14 und vom 20. November 2006 - NotZ 4/06 - ZNotP 2007, 109, 112 Rn. 21). Darauf
verweist der Antragsteller im Ausgangspunkt zu Recht.
Der Antragsgegner hat daher, bevor er seine endgültige Auswahl trifft, zum einen
danach zu fragen, ob für die jeweiligen Bewerber Umstände ersichtlich sind, die
in das an festen Kriterien (Examensnote, Dauer der anwaltlichen Tätigkeit,
theoretische Fortbildung, praktische Beurkundungserfahrung) ausgerichtete
Punktesystem keinen Eingang gefunden haben, aber dennoch zu berücksichtigen
sind, um die Kenntnisse und Fähigkeiten des Bewerbers zutreffend und vollständig
zu erfassen. Folgerichtig sehen die AVNot 2004 in § 17 Abs. 2 Nr. 6 vor, dass
"im Rahmen der Gesamtentscheidung" Sonderpunkte für beim Bewerber vorhandene
besondere notarspezifische Qualifikationen vergeben werden können. Dadurch
erhalten herausragende Leistungen - wie vom Bundesverfassungsgericht (aaO)
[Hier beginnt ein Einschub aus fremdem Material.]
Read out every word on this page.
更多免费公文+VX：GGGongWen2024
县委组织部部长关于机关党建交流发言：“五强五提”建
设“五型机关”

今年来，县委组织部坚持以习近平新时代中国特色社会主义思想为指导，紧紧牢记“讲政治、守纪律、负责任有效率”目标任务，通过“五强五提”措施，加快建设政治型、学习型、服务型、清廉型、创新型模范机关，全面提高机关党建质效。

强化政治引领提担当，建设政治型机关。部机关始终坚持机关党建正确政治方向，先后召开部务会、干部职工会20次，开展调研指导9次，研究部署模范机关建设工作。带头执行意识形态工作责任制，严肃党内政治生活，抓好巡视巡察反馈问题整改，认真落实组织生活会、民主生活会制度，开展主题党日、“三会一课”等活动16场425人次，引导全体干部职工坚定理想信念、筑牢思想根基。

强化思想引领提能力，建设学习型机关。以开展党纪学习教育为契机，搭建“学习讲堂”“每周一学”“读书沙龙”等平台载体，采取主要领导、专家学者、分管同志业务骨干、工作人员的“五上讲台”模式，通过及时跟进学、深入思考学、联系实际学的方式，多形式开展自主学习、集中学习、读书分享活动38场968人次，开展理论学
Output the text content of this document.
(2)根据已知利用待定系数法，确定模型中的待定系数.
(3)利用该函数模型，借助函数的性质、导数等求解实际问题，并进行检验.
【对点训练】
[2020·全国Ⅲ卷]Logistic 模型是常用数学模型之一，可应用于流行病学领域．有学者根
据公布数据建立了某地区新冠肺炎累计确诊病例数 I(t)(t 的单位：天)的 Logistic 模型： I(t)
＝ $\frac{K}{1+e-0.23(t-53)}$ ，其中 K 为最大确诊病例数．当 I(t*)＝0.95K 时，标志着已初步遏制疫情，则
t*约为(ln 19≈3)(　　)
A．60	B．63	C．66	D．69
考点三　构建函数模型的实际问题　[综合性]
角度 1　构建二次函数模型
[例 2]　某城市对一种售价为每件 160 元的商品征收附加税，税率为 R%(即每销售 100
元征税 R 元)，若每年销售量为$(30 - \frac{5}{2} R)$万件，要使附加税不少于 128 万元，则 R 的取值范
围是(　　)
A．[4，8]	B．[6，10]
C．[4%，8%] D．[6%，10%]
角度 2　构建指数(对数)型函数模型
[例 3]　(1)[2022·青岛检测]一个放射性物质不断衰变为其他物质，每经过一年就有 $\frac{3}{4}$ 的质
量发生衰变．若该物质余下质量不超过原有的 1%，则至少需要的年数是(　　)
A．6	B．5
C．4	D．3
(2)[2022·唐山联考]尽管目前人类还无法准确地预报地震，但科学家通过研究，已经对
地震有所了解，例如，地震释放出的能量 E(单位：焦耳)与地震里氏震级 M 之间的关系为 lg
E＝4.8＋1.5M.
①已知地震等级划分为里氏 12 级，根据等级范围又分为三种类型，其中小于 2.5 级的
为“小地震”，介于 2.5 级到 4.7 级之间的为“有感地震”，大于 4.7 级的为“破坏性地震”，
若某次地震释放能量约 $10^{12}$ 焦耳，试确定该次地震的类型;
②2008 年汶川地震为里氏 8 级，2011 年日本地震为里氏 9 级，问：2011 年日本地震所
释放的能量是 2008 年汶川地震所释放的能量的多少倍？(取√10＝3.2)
gefordert - das ihnen gebührende Gewicht (Senatsbeschluss vom 20. November 2006
- NotZ 4/06 - aaO Rn. 22). Insbesondere den über ein hohes Beurkundungsaufkommen
hinausgehenden Erfahrungen aus einer Tätigkeit als Notar, Notarvertreter oder
Notariatsverwalter sowie einer besonderen "Notarnähe" der bisherigen
anwaltlichen Tätigkeit kann auf diese Weise Rechnung getragen werden.
a) Der Antragsteller beansprucht zwar Sonderpunkte mit der Begründung, dass er
seit dem Jahre 1997 etliche notarielle Angelegenheiten - mit einer Vielzahl von
schwierigen Vertragsgestaltungen - vorbereitet und bearbeitet habe. Durch die
Vergabe von Sonderpunkten ließe sich der zum weiteren Beteiligten im
Gesamtergebnis bestehende Punkteabstand jedoch nicht überbrücken; denn es sind
keine Umstände ersichtlich, die Sonderpunkte in dieser Größenordnung
rechtfertigen könnten. Der weitere Beteiligte hat einen Punktevorsprung von
35,5, der sich durch die Vergabe von 3,8 Sonderpunkten an ihn auf 39,3 erhöht,
wobei seine aus den Bewerbungsunterlagen erkennbare zusätzliche Qualifikation
als Fachanwalt für Familienrecht (vgl. Senatsbeschluss vom 24. Juli 2006 - NotZ
11/06 - ZNotP 2006, 435, 436 f. Rn. 15 ff.) noch nicht einmal Berücksichtigung
gefunden hat.
b) Deshalb kann dahingestellt bleiben, ob die Vorgehensweise des Antragsgegners
bei der Vergabe der Sonderpunkte zu beanstanden ist; denn mögliche Fehler hätten
sich für das Verhältnis des Antragstellers zum weiteren Beteiligten nicht
ausgewirkt. Aus dem gleiche Grunde kann offen bleiben, ob der Vortrag des
Antragstellers zur Ausgestaltung seiner bisherigen beruflichen Tätigkeit, auf
die sich in der Bewerbung kein Hinweis findet, hinreichend substantiiert ist und
mit Blick auf § 6b Abs. 2, Abs. 4 Satz 1 BNotO nach Ablauf der Bewerbungsfrist
berücksichtigungsfähig wäre (vgl. BGHZ 126, 39, 50; Senatsbeschluss vom 22.
November 2004 - NotZ 16/04 - ZNotP 2005, 155).
6. Angesichts der von den Bewerbern jeweils erzielten Gesamtpunktzahlen durfte
der Antragsgegner seine Besetzungsentscheidung nach alledem zugunsten des
weiteren Beteiligten treffen; der Antragsteller nimmt demgegenüber nur die
vierte Rangstelle ein. Umstände, die im Hinblick auf eine bessere persönliche
und fachliche Eignung des Antragstellers für ein Abweichen von dieser
Reihenfolge sprechen könnten und vom Antragsgegner in eine auf den Einzelfall
bezogene, abschließende Prognose über die Befähigung der Antragstellerin für das
von ihr erstrebte Amt hätten einbezogen werden müssen, sind nicht ersichtlich.